Joseph Finelli

When young, Joseph Finelli had comparatively little formal schooling. In his na-tive Italy, he went through the early grades, then, after his family moved to New York City, he continued only through the first year of high school.

In high school “I had been told that I had talent,” he now recalls, from his current  vantage point of age 85. Nonetheless, like so many others then,  he had to drop out to support his family. A few years later he left work and joined the army for a four-and-a-half year stint in World War II.

After returning home, he began his first career, that of butcher. He worked at var-ious meat-cutting shops in the Bronx, learning the trade and becoming expert at it. The work was not without stress, however; he had his first heart attack in the late 1950s.

Eventually he left the butcher’s trade and, in his second career, ran a home-cleaning service in Manhattan for ten years. But he yearned for something more creative.

Finally, he wife said to him one day, “Now, it’s time to go back to study.” So, at age 58 he enrolled in the National Academy of Design and, he says, “The rest is history.”

That is where he learned to become a sculptor. This is the goal he set for himself, a purpose that fit nicely with his philosophy of life. He was conscious of himself as an immigrant and his aim, as he puts it, was “to excel in everything.” In becoming an artist, he wanted to give something back to the society that had received him and given him op-portunity.

“My life completely changed,” he told me, in a recent telephone interview. After completing his training, he began work and sculpted many works that he sold to churches, cemeteries, and other agencies. He enjoyed his work and felt at last creative in carving  the pietas and other art that emerged from his studio. And he soon made enough money in his new role to support his wife and himself.

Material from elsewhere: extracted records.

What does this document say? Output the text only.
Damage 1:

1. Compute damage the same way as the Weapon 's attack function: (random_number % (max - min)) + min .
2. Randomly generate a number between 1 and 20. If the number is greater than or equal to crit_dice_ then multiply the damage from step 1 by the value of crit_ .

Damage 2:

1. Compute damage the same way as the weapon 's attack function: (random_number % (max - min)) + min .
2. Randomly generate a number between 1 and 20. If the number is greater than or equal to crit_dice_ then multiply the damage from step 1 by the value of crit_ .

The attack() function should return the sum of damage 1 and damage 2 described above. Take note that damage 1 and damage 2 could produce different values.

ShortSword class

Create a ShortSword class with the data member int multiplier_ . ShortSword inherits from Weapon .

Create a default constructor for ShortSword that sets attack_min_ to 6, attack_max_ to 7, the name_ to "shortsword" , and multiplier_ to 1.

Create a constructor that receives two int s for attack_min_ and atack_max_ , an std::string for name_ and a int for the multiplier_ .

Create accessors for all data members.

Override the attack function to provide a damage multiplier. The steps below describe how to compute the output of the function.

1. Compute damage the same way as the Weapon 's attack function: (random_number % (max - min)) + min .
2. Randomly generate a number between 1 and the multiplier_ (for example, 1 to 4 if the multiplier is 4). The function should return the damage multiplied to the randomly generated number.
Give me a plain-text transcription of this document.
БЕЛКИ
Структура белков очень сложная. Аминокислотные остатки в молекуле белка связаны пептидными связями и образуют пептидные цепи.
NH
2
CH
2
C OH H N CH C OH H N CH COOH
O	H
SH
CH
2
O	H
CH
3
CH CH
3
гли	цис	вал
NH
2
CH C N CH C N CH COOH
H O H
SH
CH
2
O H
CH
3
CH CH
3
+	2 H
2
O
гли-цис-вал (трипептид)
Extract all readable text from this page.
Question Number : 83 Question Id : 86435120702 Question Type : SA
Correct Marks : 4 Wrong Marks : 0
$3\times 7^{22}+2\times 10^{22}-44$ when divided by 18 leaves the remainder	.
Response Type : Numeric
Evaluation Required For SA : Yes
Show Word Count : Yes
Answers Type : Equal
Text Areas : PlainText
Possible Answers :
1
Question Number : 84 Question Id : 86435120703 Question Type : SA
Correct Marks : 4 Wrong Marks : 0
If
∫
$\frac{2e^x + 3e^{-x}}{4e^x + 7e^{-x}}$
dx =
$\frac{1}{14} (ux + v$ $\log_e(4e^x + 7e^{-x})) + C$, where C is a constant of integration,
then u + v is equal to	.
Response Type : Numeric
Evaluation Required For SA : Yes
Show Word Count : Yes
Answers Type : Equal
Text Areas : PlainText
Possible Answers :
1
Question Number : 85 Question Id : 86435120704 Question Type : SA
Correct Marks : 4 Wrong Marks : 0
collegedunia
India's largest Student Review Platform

When I spoke with him, Joseph Finelli was feeling in high spirits and not without reason. He had just returned, with his son Anton and several other members of his ex-tended family, from Benevento, the provincial capital of Campania, near where he was born. The Museo del Sannio had bestowed on him the high honor of installing in its halls seventeen of his sculptures. Some were busts; most of them were full-life figures and nudes, he told me.

Asked how he felt about it, this late-blooming artist found it hard to express his pride and sense of fulfillment. That the place where he was born and raised recognized him in this way defied easy words. But clearly his was a “Nunc dimittis” experience, one that recalled Simeon, the eighty-year-old man in St. Luke’s Gospel who, at the moment of his fulfillment, exulted “Now, O Lord, you dismiss your servant in peace.”

The ties with his native land reached back more deeply than one might have thought. His son, Anton, recalls being told that his father, as a young boy, did some work with his uncles in the stone cutting business. How fortuitous that this childhood activity should blossom so many decades later!

I like to connect Joseph Finelli’s life story to the currently fashionable idea of “re-inventing oneself.” As more and more of us Americans retire early with the prospect of decades more of life still before us, we often feel the need and the desire to explore fur-ther our creative potential.

There will be much more time for this kind of experimentation than we ever thought possible. People in the huge baby boom generation, looking toward at least some increases in longevity, will have ample opportunity for further education and for trying new models of life style and professional activity. Some, of course, will need to work for financial as well as psychological reasons.

Joseph Finelli and other members of the older generation who have succeeded in changing course in middle or later life, are clear models of personal re-invention. They have listened to their inner voices spurring them on to excel in fields different from the ones in which they began adult life.

Looking toward the unfolding of this new century, the business/gerontology guru, Ken Dychtwald, writes in his new book Age Power: “In contrast to the 20th century, when most of the interesting innovations in human lifestages occurred with the youthful periods, the expanded middlescent life stage and the new years of vital maturity will pro-vide new opportunities for comebacks, late blooming, and second chances. In the 21st century, adulthood will explode with lifestyle experimentation and personal transformation.”

Allowing for the somewhat inflated language of an age booster, people now mid-dle-aged can perhaps find some inspiration in this vision of the future. I suspect, however, there is greater inspiration in the life of Joseph Finelli and others in the older generation like him who have already led the way.